Journal - Week 9

Intro

Good weekend morning once more, and welcome to my weekly digest, where I discuss the challenges, learnings, and anecdotes from my daily work as a fractional CTO.

This week I’ll be very focused on project management. Although I wouldn’t consider myself a pure project manager, I combine my expertise on the technical side with the real-world learnings from managing projects for years.

In this area, over the last few months, I’ve been experimenting with some AI-related tools to try to reconcile modern development practices (development based on coding agents) with the needs of keeping a project in good shape.

So this post isn’t about a new project management framework or the best approaches for resource optimization. It’s about my day-to-day testing of new tools.

Project Management in the AI Era

All of us are using coding agents nowadays. At the time of writing this post, the king of them is Claude Code; I don’t know what will come in the future.

So how does it usually start? You’re asked to work on a ticket, written in Jira or another project management tool. You open your agentic coding tool and start discussing it. The process can be more or less structured. You can also use parallel agents or just several instances; nevertheless, you end up with a bunch of code that you commit and, after some review, eventually get approved.

The point here is that, in the agentic era, code is a commodity. You easily start several mini projects in parallel, and as the code grows you begin to lose control over what is being generated. From a project management perspective, in a time when writing code means writing specs, you lose track of what has been built and why, and—most importantly—what the current specs of the project are.

Sure, you could ask the agentic tool to understand the project, but the point is that having the changes versioned gives the coding agent a better understanding of the project.

Spec-Driven Frameworks Come into Play

For me, working based on specs comes very naturally. I’ve been writing specs for myself and for other developers for a long time, and it’s actually how I work best. Unlike some devs who love to jump straight to code and implement, I enjoy working on the scaffolding of what I want to build more than the implementation itself. I have to admit, implementation was always the worst part for me.

There are other spec-driven frameworks similar to OpenSpec out there, and honestly I haven’t tested any of them with the exception of openspec.dev, so I’m missing a bit of context.

The main intent of a spec-driven framework is exactly this: to give the developer some structure to start from in this era of spec-driven coding.

Some developers are already doing this instinctively, asking the coding agent to plan before acting. In some cases that could suffice, but the thing is that when you do only that, you’re building without adding any persistence. Whatever process you followed vanishes, and you only keep the output.

With a spec-driven framework (SDF), you keep track of all the steps you took to reach the goal.

Beyond OpenSpec

OK, so we’ve covered why OpenSpec could help us build more reliable and well-structured applications—but there’s more. What if you bring together your project management tool of choice, GitHub, and an SDF, all at once?

That’s what we’re already doing.

We start with Linear.app, our project management tool, which is two-way synced with GitHub.

When I open a ticket, a GitHub issue is also opened in the related repo.

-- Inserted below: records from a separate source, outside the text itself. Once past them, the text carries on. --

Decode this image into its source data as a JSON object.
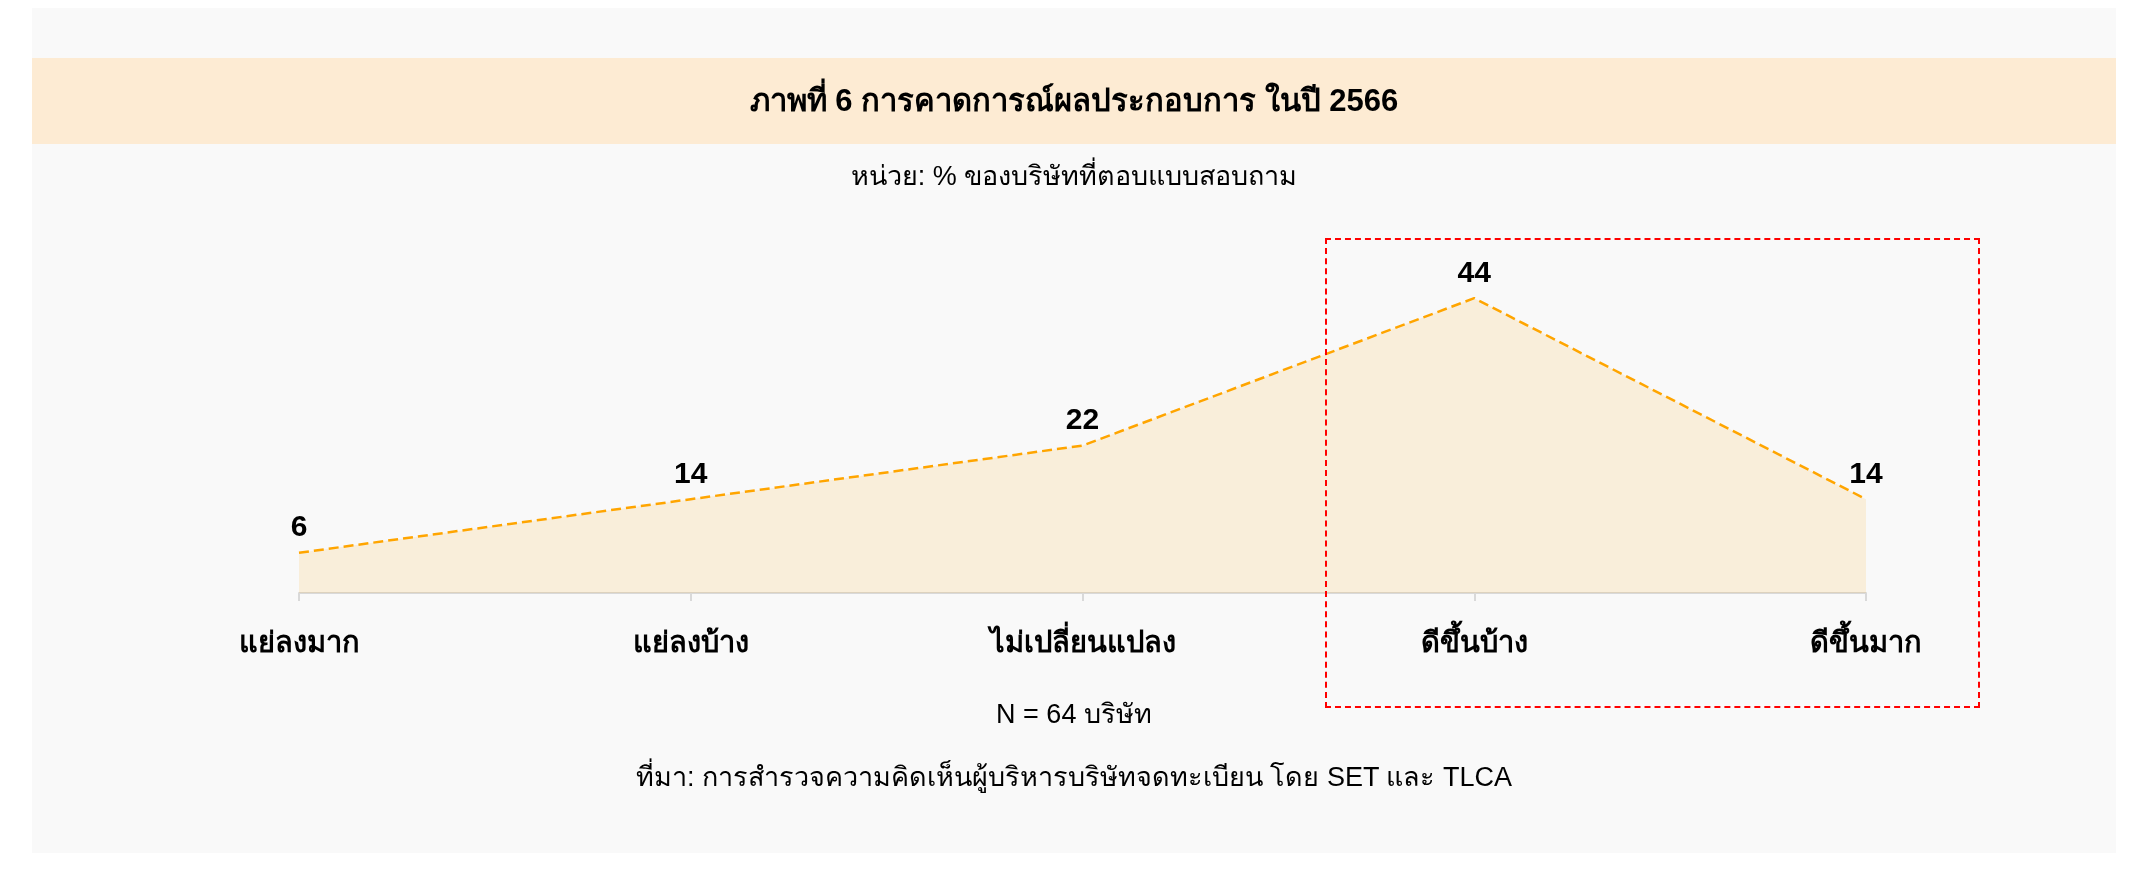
{
  "chart_data": {
    "type": "area",
    "title": "ภาพที่ 6 การคาดการณ์ผลประกอบการ ในปี 2566",
    "subtitle": "หน่วย: % ของบริษัทที่ตอบแบบสอบถาม",
    "categories": [
      "แย่ลงมาก",
      "แย่ลงบ้าง",
      "ไม่เปลี่ยนแปลง",
      "ดีขึ้นบ้าง",
      "ดีขึ้นมาก"
    ],
    "series": [
      {
        "color": "#ffa500",
        "values": [
          6,
          14,
          22,
          44,
          14
        ]
      }
    ],
    "line_style": "dashed",
    "data_labels": true,
    "annotations": [
      "N = 64 บริษัท",
      "ที่มา: การสำรวจความคิดเห็นผู้บริหารบริษัทจดทะเบียน โดย SET และ TLCA"
    ]
  }
}
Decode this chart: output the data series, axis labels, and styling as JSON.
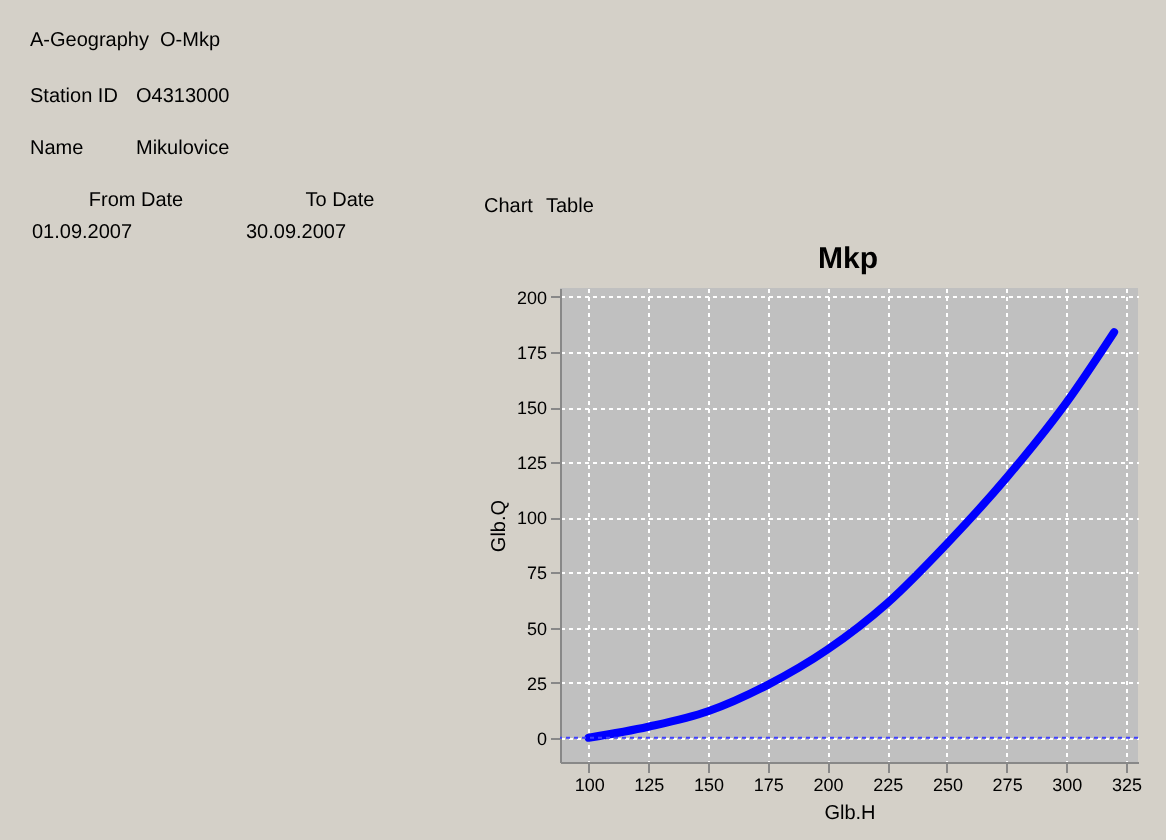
{
  "chart_data": {
    "type": "line",
    "title": "Mkp",
    "xlabel": "Glb.H",
    "ylabel": "Glb.Q",
    "x": [
      100,
      125,
      150,
      175,
      200,
      225,
      250,
      275,
      300,
      320
    ],
    "series": [
      {
        "color": "#0000ff",
        "values": [
          0,
          5,
          12,
          24,
          40,
          61,
          88,
          118,
          152,
          184
        ]
      }
    ],
    "xlim": [
      88,
      330
    ],
    "xticks": [
      100,
      125,
      150,
      175,
      200,
      225,
      250,
      275,
      300,
      325
    ],
    "ylim": [
      -11,
      204
    ],
    "yticks": [
      0,
      25,
      50,
      75,
      100,
      125,
      150,
      175,
      200
    ],
    "grid": true,
    "marker": "none",
    "line_style": "solid",
    "ref_lines": [
      {
        "axis": "y",
        "value": 0,
        "label": null,
        "color": "#4040ff",
        "line_style": "dotted"
      }
    ],
    "annotations": [
      "A-Geography",
      "O-Mkp",
      "Station ID",
      "O4313000",
      "Name",
      "Mikulovice",
      "From Date",
      "To Date",
      "01.09.2007",
      "30.09.2007",
      "Chart",
      "Table"
    ]
  }
}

When an issue is started, when a PR is opened, or when the related ticket is closed, it’s moved to the corresponding status (In Progress, In Review, or Done).

OK, this is something we already had before SDF and AI—so where’s the link? In our CLAUDE.md file, we have instructions for the agent to create the specs using a ticket ID. This way, we can link the ticket to the OpenSpec specification.

Next Steps

We’re still experimenting. There are still a lot of questions to solve.

Should using OpenSpec always be mandatory? Because we’ve had cases where we forgot to use OpenSpec, some features got implemented anyway, and then the specs went stale.

We’ll experiment with adding restrictions to CLAUDE.md.

After some time using it, the main thing we’ve noticed is that it’s very flexible. You’re not forced to use the tools or commands; it’s enough to have OpenSpec installed in the project via openspec init to start interacting with it.

Also, what do we do when we have hundreds of features—do all of them have to live in the spec folder? Ideally, they’d live somewhere else, and the best place would be the ticket that initiated the feature. So I’m hoping for an integration between a project manager and OpenSpec along these lines.

Conclusion

That was all for this week. I think the topic is really interesting, and I’m more than keen to hear how you’re using these kinds of tools. As you know, we always have to balance delivering and learning. Learning delays us from delivering, but if we don’t learn, we slowly decrease our productivity. Both have to be tackled wisely.

That’s all—have a very nice weekend!